Je vous présente ma démarche pour préparer et conduire mes séances d’Histoire au CM. C’est peut-être moins élaboré que ce que préconisent vos formateurs à l’INSPE mais, dans la vraie vie, c’est ce que j’applique au quotidien et dans la série « kit de survie », cette démarche vous permettra d’assurer des séances d’histoire tout à fait honorables et efficaces et surtout sans vous demander trop de prep.

Je me donne deux objectifs :

Objectif 1 : faire en sorte que les élèves aient retenu des choses à la fin de l’année.

Donc je préfère enseigner moins de choses, que les élèves auront retenues, plutôt que plein de choses qui seront oubliées aussitôt l’éval passée.

Objectif 2 : terminer le programme.

Je commence par démonter une idée reçue : non le programme n’est PAS infaisable. N’écoutez pas ceux qui ricaneront en disant que personne ne le fait, ce n’est pas vrai.
Le programme est tout à fait faisable à deux conditions :

Condition 1

Ne pas vouloir trop en faire sur chaque chapitre. Suivre les programmes et pas les manuels ni les fiches que l’on trouve sur internet. Les programmes, rien que les programmes… avec les ressources d’accompagnement d’Eduscol. En illustration, je vous mets une capture des ressources d’accompagnement sur Napoléon :

Vous avez remarqué ? Ils ne parlent ni de date de naissance, ni d’enfance, ni de sa formation, ni de son mariage, ni du Consulat, ni d’Austerlitz, ni de Waterloo, ni de retraite de Russie, ni d’exil à Ste Hélène… Ce n’est PAS au programme ! Ils le reverront au collège. Il vaut bien mieux enseigner peu de choses qui seront retenues plutôt que de les bombarder d’informations.
Napoléon se traite très bien en deux séances : une sur le coup d’état, le sacre et la politique de conquête de Napoléon, une sur le code civil et l’héritage de Napoléon.

Condition 2 : Ne pas faire en primaire des séances de secondaire

On ne fait pas des séances de collégiens ou de lycéens à des écoliers. Vos élèves ont entre 8 et 11 ans. C’est leur premier contact avec l’Histoire. Pensez « culture » plus que « technique ». Même à l’INSPE ils oublient parfois ça.
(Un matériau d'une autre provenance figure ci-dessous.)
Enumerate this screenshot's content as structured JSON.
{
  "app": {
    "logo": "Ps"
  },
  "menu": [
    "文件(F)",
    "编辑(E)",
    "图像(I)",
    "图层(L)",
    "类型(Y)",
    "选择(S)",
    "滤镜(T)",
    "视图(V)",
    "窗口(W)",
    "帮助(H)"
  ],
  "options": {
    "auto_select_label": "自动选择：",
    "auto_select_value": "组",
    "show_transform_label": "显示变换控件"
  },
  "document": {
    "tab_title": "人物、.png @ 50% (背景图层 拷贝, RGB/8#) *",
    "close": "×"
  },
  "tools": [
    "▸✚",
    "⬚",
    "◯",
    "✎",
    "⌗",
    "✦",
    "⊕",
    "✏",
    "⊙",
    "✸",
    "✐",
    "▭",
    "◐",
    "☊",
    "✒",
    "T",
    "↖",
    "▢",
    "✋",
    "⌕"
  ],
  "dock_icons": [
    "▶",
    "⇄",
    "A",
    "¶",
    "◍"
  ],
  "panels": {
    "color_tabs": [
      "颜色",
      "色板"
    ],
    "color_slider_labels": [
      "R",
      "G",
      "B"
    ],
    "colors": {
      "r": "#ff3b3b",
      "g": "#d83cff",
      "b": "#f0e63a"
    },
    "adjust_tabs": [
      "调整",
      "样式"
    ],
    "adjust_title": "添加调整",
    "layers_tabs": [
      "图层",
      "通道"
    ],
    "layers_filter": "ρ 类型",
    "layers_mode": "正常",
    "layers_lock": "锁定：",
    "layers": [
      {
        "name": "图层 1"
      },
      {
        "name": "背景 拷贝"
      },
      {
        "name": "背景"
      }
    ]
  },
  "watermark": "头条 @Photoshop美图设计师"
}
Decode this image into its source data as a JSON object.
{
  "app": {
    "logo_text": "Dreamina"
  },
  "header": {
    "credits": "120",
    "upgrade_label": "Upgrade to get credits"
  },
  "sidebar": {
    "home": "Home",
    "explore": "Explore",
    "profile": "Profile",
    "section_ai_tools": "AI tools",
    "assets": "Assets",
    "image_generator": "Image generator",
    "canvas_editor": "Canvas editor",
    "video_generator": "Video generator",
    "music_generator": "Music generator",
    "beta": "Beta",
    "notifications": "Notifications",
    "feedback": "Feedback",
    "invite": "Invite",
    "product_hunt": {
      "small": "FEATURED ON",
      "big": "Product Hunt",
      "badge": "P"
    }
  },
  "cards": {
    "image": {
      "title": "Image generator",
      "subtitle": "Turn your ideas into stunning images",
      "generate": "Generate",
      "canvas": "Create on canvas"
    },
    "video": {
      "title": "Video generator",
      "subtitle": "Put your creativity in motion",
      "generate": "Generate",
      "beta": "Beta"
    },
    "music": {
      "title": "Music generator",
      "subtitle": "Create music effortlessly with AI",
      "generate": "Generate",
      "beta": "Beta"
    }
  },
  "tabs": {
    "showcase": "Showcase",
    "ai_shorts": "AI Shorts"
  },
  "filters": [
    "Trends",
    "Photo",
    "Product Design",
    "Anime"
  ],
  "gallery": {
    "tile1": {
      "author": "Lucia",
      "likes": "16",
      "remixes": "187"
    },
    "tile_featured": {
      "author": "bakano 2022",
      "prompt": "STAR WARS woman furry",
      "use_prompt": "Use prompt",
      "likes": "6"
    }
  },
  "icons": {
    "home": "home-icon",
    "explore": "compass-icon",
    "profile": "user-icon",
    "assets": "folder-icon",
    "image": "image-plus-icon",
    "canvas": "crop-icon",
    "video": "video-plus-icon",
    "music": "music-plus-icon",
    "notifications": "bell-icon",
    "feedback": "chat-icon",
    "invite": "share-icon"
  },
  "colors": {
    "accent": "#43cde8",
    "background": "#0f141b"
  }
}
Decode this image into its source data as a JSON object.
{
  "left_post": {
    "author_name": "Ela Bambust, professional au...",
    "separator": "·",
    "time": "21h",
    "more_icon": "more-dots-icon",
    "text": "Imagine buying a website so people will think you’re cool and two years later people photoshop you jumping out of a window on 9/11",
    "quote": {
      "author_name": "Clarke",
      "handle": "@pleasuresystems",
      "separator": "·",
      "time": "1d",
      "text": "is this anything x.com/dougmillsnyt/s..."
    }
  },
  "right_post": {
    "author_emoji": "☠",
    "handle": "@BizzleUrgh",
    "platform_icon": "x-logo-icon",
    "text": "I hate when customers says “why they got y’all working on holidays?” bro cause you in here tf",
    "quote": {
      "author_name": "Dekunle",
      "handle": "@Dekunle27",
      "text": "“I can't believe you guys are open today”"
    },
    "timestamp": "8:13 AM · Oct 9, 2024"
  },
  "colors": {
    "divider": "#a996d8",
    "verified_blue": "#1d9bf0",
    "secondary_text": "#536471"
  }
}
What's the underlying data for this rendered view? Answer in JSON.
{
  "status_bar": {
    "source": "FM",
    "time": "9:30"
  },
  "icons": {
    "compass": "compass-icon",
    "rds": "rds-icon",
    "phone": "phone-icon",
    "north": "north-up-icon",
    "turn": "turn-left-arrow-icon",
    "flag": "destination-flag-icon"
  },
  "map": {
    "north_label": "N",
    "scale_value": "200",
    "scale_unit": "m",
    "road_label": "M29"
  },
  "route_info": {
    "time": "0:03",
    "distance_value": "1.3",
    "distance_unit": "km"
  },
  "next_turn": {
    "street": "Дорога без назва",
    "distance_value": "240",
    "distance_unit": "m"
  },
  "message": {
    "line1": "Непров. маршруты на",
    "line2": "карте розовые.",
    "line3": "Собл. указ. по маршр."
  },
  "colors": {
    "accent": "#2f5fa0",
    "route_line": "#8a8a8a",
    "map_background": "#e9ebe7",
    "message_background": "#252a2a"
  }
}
Vous avez parfois des formateurs qui forment des PE comme ils forment les profs d’Histoire du secondaire. N’oubliez pas que vos élèves ont 9 ans, et que tous n’ont pas encore les idées très claires sur le positionnement relatif des dinosaures et de leur mamie, sur la frise chronologique. Dans ce contexte, chercher à leur faire mémoriser les dates du Directoire, du Consulat et de l’Empire est un peu ridicule.

La programmation annuelle

C’est indispensable et incontournable : en début d’année, il faut préparer votre programmation annuelle. Pour cela :

Avec votre calendrier

Pensez à demander au directeur, ou au maitre que vous complétez, quel est le rythme de remise des bulletins. Cela vous donnera des dates limites d’évaluation qui pourront vous servir pour « découper » vos séquences.
Compter les semaines. Pensez à compter environ 6 évaluations par an que vous disperserez régulièrement dans l’année (2 par trimestre ou 3 par semestre). Neutralisez aussi 3 ou 4 semaines de la période 5 (parce que vous devrez terminer votre programme vers la mi-juin pour faire les bulletins et que P5 il y a toujours des tas de ponts, fêtes, sorties, qui malmènent les programmations.) Au bout du compte vous vous retrouvez avec environ 24 ou 25 séances à prévoir sur l’année.

Décider des titres de vos 25 séances

Il vous reste donc à écrire les titres de vos 25 séances, et ce, avant de commencer l’année. Pour cela : équipez-vous des programmes et des documents d’accompagnement.
C’est vraiment important de faire ce travail de planification, et de s’astreindre à d’y tenir. Cela vous donnera une idée du temps à passer sur chaque chapitre.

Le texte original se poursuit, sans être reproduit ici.